Back to the beginning. Starting all over. Down to the basics. Square One is all of those things. I’m guessing that’s what it’s going to be like for us when… when we can gather again to worship together… when we can sit down in restaurants together again… when children will again pile into classrooms and onto playing fields together. As of today, we don’t know when that will be. But it is a hope that it will be again one day.
Square One is also how Eugene Peterson describes the life of faith. In a collection of his writings entitled Subversive Spirituality he claims we must never lose sight of “Square One: God said.” Yes, we sometimes call the Bible God’s Word. And Peterson affirms that “Holy Scripture [is] the text for Christian spirituality.” But Peterson insists that God is still speaking. And that we do well to be listening. He is very specific about the effects of God’s speaking:
When God speaks it is not in explanation of all the things that we have not been able to find answers to from our parents or in books or from reading tea leaves. God’s Word is not, in essence, information or gossip or explanation. God’s Word makes things happen – he makes something happen in us.”
Basically, then, when we go to Square One, when we sit with Holy Scripture, when we listen for a Word from the Lord, we’ll be changed, touched, inspired, healed, stirred… get the idea? If we’ve had the assumption that faith was a noun, a something we have, Peterson suggests we’ve been mistaken. Certainly we will find comfort in Scripture. But we’ll also feel some nudging, prodding even. God’s Word spurs us to an active believing, trusting, hoping, loving, praying. Lots of -ing words. If we’ve been feeling like we’re on a vacation lately, just hanging out, pretty passive – even lazy – because we haven’t been engaged in usual routines, Peterson would urge us to get busy. Go back to “Square One: God said” and listen. And adore the God who is still speaking.
I remember when my great-grandfather was alive and living in a nursing home. We’d visit and I would hear the staff say things like “He can still tie his shoes!” “He can still feed himself!” like these were great celebrations.
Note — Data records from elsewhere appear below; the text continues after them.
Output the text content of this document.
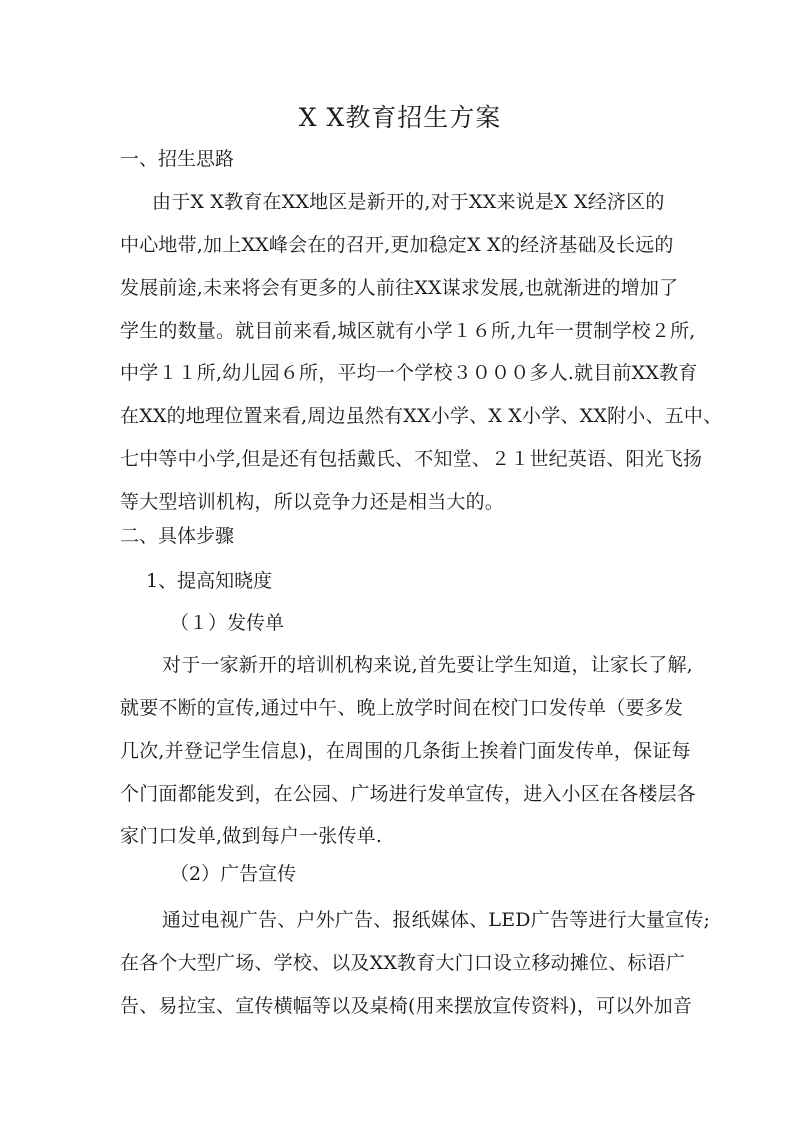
X X教育招生方案
一、招生思路
由于X X教育在XX地区是新开的,对于XX来说是X X经济区的
中心地带,加上XX峰会在的召开,更加稳定X X的经济基础及长远的
发展前途,未来将会有更多的人前往XX谋求发展,也就渐进的增加了
学生的数量。就目前来看,城区就有小学１６所,九年一贯制学校２所,
中学１１所,幼儿园６所，平均一个学校３０００多人.就目前XX教育
在XX的地理位置来看,周边虽然有XX小学、X X小学、XX附小、五中、
七中等中小学,但是还有包括戴氏、不知堂、２１世纪英语、阳光飞扬
等大型培训机构，所以竞争力还是相当大的。
二、具体步骤
1、提高知晓度
（１）发传单
对于一家新开的培训机构来说,首先要让学生知道，让家长了解,
就要不断的宣传,通过中午、晚上放学时间在校门口发传单（要多发
几次,并登记学生信息)，在周围的几条街上挨着门面发传单，保证每
个门面都能发到，在公园、广场进行发单宣传，进入小区在各楼层各
家门口发单,做到每户一张传单.
（2）广告宣传
通过电视广告、户外广告、报纸媒体、LED广告等进行大量宣传;
在各个大型广场、学校、以及XX教育大门口设立移动摊位、标语广
告、易拉宝、宣传横幅等以及桌椅(用来摆放宣传资料)，可以外加音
I was struck by how their comments could have been said about a child. Back to the basics. Starting all over. The simple things. Square One. Peterson says that’s the way it always is for us in the life of faith: “We are always beginners. We become as little children.”
And then Peterson says the most amazing things:
I want to simplify your lives. When others are telling you to read more, I want to tell you to read less; when others are telling you to do more, I want to tell you to do less. The world does not need more of you; it needs more of God. Your friends do not need more of you; they need more of God. And you don’t need more of you; you need more of God. The Christian life consists in what God says to us, not what we say about God. We also, of course, do things and say things, but if we do not return to Square One each time we act, each time we speak, beginning from God and God’s Word, we will soon be found to be practicing a spirituality that has little or nothing to do with God.”
Square One. Let’s meet there, shall we?